Opens today Anders Krisár
Father Figures
April 17 – May 22
CFHILL, Riddargatan 13
Tue–Fri 12–5 PM
Sat 12–4 PM
Mon–Sun Closed
CFHILL presents Father Figures, an exhibition by Anders Krisár. The exhibition centers on a series of sculptures in polished steel and bronze depicting a young boy in three stages of a dive: standing at the edge of the diving platform, leaning forward with his gaze directed toward the water; suspended mid-air in a pike position; and seated at the pool’s edge in quiet reflection. High Diver (1–3), 2022–26, forms a multi-layered body of work exploring the narcissistic gaze, the discipline of mastery, and the existential weight of the decisive moment.
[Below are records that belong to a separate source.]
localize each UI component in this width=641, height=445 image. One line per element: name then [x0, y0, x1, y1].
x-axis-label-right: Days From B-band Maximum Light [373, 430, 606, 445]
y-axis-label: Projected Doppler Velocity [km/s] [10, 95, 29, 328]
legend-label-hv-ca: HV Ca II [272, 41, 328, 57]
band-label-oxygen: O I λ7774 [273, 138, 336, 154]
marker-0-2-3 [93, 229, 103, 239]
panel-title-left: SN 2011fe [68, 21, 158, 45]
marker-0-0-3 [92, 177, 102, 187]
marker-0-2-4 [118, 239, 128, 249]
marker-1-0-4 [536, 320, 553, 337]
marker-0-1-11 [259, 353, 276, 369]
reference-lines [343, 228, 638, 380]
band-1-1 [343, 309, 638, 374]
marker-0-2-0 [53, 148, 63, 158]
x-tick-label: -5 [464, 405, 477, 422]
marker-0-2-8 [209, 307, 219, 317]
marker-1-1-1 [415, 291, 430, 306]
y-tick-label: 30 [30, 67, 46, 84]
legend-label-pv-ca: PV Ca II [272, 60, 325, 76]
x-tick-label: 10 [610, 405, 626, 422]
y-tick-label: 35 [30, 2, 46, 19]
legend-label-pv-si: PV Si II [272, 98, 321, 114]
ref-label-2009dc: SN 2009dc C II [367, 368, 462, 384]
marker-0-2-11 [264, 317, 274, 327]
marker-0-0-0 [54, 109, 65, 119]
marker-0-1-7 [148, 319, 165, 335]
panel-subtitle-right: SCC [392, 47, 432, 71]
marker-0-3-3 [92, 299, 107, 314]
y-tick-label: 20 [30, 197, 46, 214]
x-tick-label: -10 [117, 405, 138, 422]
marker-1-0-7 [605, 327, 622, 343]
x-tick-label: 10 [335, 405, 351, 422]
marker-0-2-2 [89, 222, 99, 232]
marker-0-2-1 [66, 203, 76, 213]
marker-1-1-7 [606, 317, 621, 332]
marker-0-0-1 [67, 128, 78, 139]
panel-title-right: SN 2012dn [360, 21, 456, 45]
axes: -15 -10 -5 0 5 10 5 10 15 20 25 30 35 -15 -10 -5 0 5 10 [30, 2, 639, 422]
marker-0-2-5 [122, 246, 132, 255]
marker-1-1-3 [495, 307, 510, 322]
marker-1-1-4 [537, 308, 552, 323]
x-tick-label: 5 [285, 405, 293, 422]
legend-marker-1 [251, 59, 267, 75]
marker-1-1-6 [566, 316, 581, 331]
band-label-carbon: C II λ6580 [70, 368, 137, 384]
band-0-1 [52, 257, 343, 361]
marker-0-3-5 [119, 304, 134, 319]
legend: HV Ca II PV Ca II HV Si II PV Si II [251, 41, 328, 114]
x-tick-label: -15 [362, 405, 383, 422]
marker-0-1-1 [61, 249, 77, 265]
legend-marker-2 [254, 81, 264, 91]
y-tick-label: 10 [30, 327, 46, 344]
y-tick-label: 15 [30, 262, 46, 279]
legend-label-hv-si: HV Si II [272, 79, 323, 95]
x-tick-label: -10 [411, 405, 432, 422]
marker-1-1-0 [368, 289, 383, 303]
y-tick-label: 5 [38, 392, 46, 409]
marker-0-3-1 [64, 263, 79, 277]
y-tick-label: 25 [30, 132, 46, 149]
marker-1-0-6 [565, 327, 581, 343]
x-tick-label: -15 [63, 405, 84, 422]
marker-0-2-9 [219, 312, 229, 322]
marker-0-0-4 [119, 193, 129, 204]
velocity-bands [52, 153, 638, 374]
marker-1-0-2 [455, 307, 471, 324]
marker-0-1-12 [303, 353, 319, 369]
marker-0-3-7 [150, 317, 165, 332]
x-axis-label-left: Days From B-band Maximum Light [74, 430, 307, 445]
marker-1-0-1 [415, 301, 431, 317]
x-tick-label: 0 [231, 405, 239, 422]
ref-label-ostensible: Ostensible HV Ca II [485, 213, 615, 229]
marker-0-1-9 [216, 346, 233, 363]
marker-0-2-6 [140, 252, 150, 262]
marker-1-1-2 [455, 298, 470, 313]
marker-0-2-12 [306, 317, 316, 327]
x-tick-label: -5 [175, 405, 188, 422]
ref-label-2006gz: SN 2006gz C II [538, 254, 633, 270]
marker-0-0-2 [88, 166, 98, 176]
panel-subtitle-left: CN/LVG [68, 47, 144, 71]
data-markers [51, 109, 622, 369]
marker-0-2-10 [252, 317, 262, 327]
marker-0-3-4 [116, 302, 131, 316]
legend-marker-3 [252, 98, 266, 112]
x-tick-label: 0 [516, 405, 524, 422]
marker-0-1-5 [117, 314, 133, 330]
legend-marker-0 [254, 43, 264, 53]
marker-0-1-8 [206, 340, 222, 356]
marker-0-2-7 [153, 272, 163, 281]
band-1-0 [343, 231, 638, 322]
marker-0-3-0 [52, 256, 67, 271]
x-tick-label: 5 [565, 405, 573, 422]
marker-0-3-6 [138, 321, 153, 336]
The series takes as its point of departure a historical photograph depicting Krisár’s father as a young diver in Budapest in the late 1950s. Captured mid-jump, the father’s body appears to hover in the air, frozen in a moment of complete control. By translating this archival image into sculpture, Krisár returns to a past that precedes his own existence, offering a glimpse of what he has inherited from his father. The figure becomes not only a biographical echo, but also a reflection on the traits, ambitions, and decisions that have shaped, and continue to shape, the artist’s life and practice. These themes are further developed in Room for Farewell (2024), a series of intimate drawings created while the artist sat beside his father in a farewell room at Södersjukhuset hospital. In approximately sixty drawings, thirty-six of which are included in the exhibition, Krisár renders his deceased father in a rapid, impressionistic style that recalls Monet’s haystacks as well as the father’s own painterly language, marked by expressionistic cross-hatching.
Together, these works reflect an ongoing engagement with memory, the fleeting nature of time, and the relationship between sculpture, drawing, and remembrance. Each drawing evokes the presence of a loved one no longer living. Each dive and return to the surface mirrors a desire to preserve that memory, and each time, a new farewell.